A.Route : Lodhiana - Rawalpindi : ATD 0852 : ATA 0007* : A.Dist 320.9m.
Going back by Liz Y
Large windows in modernist architecture can be pleasantly appealing, but sometimes lead to bizarre interaction with the world outside.
For instance, the windows of Adam Ferguson Building overlooking Buccleuch Place seemed to invite impudent children to pull faces at the
lecturers, much to the amusement of the students. This has a kind of resonance with our experience in Ludhiana.
We arrived at the Punjab University of Agriculture in Ludhiana in the late evening of 10th September. PUA was a new campus, built in
a modernist style. Its senior architect, Aditya Prakash, was one of the talented, young Indian architects who had worked with Le Corbusier
on designs for Chandigarh. PUA was founded in the early 1960s as part of Nehru's drive to modernize farming methods. The aim was to
improve the country's ability to feed its growing population and to avert the recurrent threat of famine.

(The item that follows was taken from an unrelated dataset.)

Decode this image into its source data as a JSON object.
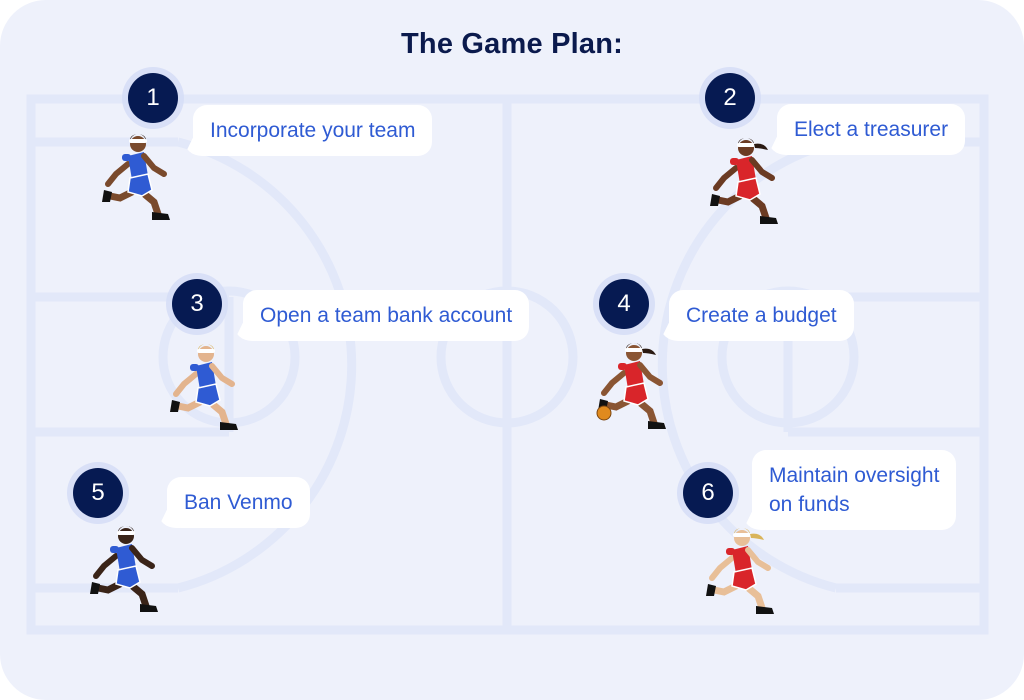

We were to sleep in a spacious, ground-floor room with large windows. These were screened by a thin, evidently transparent curtain. I think
there may have been a low dais at the far end of the room. Anyway, we set about arranging our sleeping bags in a row at that end. I found
myself near the window and drew back the curtain just a little. The room was brightly lit and I didn't expect to see much in the darkness
outside. I was confronted with a sea of faces peering through the glass, a sort of surreal collage of fresh-faced, young men in colourful
turbans, as though we were a flock of exotic birds. We would be there one night, gone by morning. This was the closest we came to meeting
the students in Ludhiana. We had far to travel and stopovers were sometimes brief.

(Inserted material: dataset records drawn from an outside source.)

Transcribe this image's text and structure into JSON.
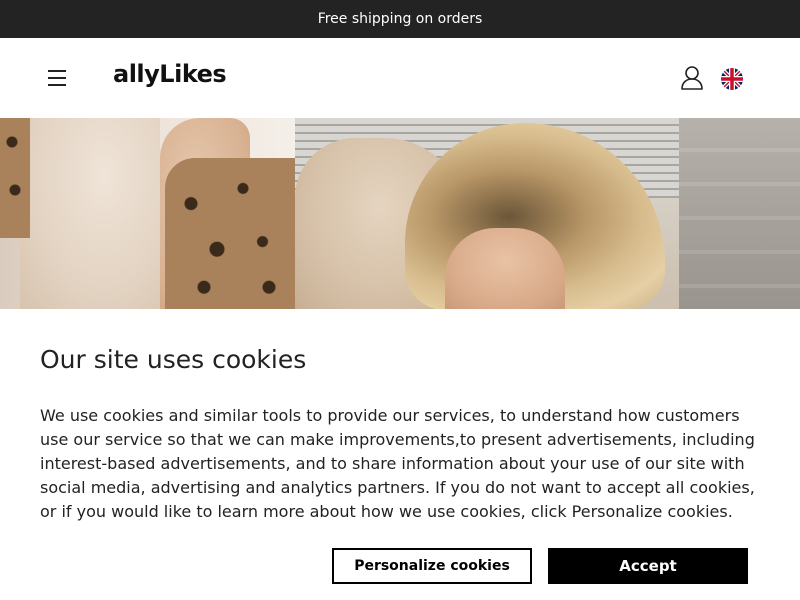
{
  "announcement": {
    "text": "Free shipping on orders"
  },
  "header": {
    "logo": "allyLikes",
    "menu_icon": "hamburger-menu-icon",
    "account_icon": "user-account-icon",
    "language_icon": "uk-flag-icon"
  },
  "hero": {
    "images": [
      {
        "name": "model-leopard-jacket-photo"
      },
      {
        "name": "model-teddy-jacket-photo"
      },
      {
        "name": "model-partial-photo"
      }
    ]
  },
  "cookie_banner": {
    "title": "Our site uses cookies",
    "body": "We use cookies and similar tools to provide our services, to understand how customers use our service so that we can make improvements,to present advertisements, including interest-based advertisements, and to share information about your use of our site with social media, advertising and analytics partners. If you do not want to accept all cookies, or if you would like to learn more about how we use cookies, click Personalize cookies.",
    "personalize_label": "Personalize cookies",
    "accept_label": "Accept"
  },
  "colors": {
    "announcement_bg": "#232323",
    "accept_bg": "#000000",
    "text": "#222222"
  }
}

Our airy room suited us very well. A night on a polished wooden floor was fine. On a hot night like this, indoors or under canvas, we used
our sleeping bags as mattresses and slept in our cotton sheet bags. An image of Egyptian mummies comes to mind. In the morning, we were up,
breakfasted and on our way by 9 o'clock. This was our last day in India and the mood on the bus was reflective. In so many ways, we had
been treated as special guests in India. People were interested to meet us and showed us a lot of hospitality. We were simply a group of
young people, mostly students and only at the beginning of life's adventure. Being made so welcome was a wonderful experience. Don W once
joked that we were just the back street kids from Edinburgh, a bit of an exaggeration I suppose, but we knew what he meant.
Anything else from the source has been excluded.